1. Challenges of Massive Concurrency

When a web system receives tens of thousands of requests per second during a flash‑sale or ticket‑buying event, it can quickly become unstable if not properly optimized.

Typical bottlenecks lie in the backend API rather than static HTML, which is usually served by a CDN. The API must respond extremely fast, often requiring in‑memory data stores like Redis and asynchronous writes instead of direct MySQL access.

High QPS (queries per second) puts pressure on server resources. For example, 20 Apache servers each with MaxClients=500 and an average response time of 100 ms theoretically yield 100 000 QPS, but real‑world latency and CPU context‑switch overhead reduce this dramatically.

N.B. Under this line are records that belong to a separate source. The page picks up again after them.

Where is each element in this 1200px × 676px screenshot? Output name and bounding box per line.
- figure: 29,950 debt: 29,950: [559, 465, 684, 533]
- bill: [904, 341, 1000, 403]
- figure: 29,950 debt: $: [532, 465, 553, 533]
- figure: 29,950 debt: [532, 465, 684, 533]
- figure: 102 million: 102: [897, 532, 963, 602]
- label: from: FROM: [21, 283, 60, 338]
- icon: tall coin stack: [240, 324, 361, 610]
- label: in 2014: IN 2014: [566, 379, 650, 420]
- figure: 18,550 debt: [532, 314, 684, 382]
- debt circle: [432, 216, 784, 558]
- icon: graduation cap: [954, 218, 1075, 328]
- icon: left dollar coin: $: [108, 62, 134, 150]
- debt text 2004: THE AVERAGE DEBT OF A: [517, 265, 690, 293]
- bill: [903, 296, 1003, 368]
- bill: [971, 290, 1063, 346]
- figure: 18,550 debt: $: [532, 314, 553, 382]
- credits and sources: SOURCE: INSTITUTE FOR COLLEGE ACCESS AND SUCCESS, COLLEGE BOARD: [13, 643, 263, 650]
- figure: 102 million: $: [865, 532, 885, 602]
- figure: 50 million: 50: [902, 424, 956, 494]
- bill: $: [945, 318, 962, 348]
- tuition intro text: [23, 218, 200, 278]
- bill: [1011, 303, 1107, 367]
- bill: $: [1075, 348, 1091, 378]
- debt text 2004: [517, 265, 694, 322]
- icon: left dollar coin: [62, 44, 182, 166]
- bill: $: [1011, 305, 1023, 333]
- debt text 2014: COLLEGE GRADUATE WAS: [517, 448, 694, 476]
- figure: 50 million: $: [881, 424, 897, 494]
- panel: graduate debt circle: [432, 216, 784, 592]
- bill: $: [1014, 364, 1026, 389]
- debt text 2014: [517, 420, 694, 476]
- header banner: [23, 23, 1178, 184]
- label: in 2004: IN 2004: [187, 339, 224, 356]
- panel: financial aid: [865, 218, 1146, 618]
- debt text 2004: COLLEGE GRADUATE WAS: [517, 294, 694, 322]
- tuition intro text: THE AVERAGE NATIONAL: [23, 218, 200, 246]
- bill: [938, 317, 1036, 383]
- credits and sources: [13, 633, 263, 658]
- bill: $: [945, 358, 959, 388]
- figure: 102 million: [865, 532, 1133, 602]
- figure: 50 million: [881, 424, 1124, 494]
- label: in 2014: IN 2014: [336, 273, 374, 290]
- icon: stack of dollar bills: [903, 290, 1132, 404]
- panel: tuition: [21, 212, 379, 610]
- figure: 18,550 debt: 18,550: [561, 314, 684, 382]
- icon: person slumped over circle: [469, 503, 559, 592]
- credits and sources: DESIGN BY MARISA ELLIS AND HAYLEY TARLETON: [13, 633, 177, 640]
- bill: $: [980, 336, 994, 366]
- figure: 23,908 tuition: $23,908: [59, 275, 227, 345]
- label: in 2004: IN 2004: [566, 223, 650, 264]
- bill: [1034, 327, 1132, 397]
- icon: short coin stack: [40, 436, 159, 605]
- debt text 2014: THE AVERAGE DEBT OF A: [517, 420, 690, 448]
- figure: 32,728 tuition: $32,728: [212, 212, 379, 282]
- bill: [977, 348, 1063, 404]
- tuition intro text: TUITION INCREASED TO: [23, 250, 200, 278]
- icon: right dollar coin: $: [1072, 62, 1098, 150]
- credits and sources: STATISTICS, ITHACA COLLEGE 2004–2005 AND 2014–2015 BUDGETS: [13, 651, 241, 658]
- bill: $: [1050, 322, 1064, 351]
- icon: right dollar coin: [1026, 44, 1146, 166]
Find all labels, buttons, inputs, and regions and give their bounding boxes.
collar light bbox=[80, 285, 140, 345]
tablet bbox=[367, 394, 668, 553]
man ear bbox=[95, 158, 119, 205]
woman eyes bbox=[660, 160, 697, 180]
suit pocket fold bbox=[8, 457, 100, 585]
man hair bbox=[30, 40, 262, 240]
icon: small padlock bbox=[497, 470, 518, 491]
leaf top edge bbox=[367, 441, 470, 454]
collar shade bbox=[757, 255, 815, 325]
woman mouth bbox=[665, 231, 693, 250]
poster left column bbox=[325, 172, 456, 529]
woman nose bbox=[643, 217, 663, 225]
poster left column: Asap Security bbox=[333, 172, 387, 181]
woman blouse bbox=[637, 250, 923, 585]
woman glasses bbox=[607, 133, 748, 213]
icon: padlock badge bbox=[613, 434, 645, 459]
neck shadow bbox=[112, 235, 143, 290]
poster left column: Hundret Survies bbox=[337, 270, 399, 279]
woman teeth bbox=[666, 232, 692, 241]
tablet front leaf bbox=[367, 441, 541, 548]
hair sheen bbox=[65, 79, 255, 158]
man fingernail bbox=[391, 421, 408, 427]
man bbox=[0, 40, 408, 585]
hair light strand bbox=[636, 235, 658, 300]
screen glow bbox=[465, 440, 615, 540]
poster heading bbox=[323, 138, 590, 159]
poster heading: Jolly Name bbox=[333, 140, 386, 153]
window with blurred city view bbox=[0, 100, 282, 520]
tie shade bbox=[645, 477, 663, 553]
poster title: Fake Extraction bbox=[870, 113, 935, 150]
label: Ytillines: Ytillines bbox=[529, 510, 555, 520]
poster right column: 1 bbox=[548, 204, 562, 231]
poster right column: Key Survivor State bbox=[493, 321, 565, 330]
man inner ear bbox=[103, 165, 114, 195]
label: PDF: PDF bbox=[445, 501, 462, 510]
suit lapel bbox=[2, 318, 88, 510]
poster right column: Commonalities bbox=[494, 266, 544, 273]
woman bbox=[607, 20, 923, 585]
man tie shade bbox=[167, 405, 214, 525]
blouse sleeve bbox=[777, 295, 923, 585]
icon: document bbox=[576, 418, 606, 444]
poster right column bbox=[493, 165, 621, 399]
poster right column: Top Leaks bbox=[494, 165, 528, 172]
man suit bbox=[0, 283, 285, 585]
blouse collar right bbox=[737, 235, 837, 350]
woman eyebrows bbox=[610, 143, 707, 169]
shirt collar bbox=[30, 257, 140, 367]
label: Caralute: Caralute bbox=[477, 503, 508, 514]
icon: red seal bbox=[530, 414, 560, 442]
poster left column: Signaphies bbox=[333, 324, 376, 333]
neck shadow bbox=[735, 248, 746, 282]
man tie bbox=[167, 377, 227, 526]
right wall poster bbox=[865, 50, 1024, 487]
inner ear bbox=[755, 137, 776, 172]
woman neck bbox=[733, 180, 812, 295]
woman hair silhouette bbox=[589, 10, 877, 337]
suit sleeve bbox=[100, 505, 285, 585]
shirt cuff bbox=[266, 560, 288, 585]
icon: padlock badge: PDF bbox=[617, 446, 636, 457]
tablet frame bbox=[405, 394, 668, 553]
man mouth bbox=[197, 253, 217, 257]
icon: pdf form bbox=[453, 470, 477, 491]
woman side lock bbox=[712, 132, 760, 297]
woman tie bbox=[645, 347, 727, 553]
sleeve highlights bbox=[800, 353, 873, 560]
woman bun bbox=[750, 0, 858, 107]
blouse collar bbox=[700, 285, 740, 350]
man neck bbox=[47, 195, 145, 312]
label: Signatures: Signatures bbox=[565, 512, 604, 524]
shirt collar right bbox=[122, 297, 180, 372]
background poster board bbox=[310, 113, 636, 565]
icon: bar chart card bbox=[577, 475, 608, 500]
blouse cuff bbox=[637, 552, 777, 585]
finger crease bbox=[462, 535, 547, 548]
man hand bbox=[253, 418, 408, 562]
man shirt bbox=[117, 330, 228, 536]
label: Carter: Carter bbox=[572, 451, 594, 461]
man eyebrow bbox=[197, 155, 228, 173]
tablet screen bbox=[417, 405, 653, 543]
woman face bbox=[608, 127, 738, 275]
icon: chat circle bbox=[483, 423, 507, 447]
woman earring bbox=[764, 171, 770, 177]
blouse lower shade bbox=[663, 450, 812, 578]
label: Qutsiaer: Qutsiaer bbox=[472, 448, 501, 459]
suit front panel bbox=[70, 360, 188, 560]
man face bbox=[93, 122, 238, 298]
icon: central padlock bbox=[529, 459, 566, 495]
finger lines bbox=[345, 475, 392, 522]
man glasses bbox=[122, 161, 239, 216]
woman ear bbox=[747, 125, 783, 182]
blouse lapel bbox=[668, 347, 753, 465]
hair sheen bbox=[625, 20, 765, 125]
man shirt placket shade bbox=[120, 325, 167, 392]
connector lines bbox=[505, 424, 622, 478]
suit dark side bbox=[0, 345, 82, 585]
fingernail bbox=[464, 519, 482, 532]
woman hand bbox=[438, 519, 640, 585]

When response time grows to 250 ms under 50 k QPS, effective throughput drops to 40 k QPS, creating a “traffic jam” where incoming requests exceed available connections, leading to cascading failures and a system “avalanche.”

2. Overload Protection and Restart Strategies

Blindly restarting a crashed service often fails; it is better to reject traffic at the entry point, pre‑warm dependent services like Redis, and apply graceful restarts.

Overload protection can be implemented at the CGI layer to quickly return a failure response, rather than relying on front‑end filters that users dislike.

3. Cheating Tactics and Countermeasures

Attackers use multiple requests from a single account, mass‑registered “zombie” accounts, or rotating IP proxies to flood the system.

Single‑account flood: Limit each account to one concurrent request using a Redis flag with a WATCH‑based optimistic lock.

Multiple accounts: Detect high request rates from a single IP and present CAPTCHAs or block the IP.

Rotating IPs: Since malicious traffic can mimic legitimate users, raise participation thresholds (e.g., account level) and employ behavior‑based data mining to filter out suspicious accounts.

4. Ticket‑Buying (12306) Specific Issues

Ticket scalpers exploit multi‑account strategies and human‑in‑the‑loop CAPTCHA solving, making automated defenses difficult; data‑mining of account activity remains the most viable mitigation.

5. Data Safety Under High Concurrency

Concurrent writes can cause “overselling” when multiple requests read the same remaining stock and all succeed.

Optimistic lock: Use version numbers or Redis WATCH to allow only one successful update.

Pessimistic lock: Lock the resource during update, but this can cause long wait times under heavy load.

FIFO queue: Queue requests in order, though the queue may overflow if arrival rate exceeds processing speed.

Optimistic lock with Redis: Provides a balanced solution with acceptable CPU overhead.

Conclusion

Flash‑sale and ticket‑buying spikes are classic high‑concurrency scenarios. While specific technologies differ, the core challenges—request design, overload protection, anti‑cheat measures, and safe data handling—are common, and the presented strategies can be adapted to many backend systems.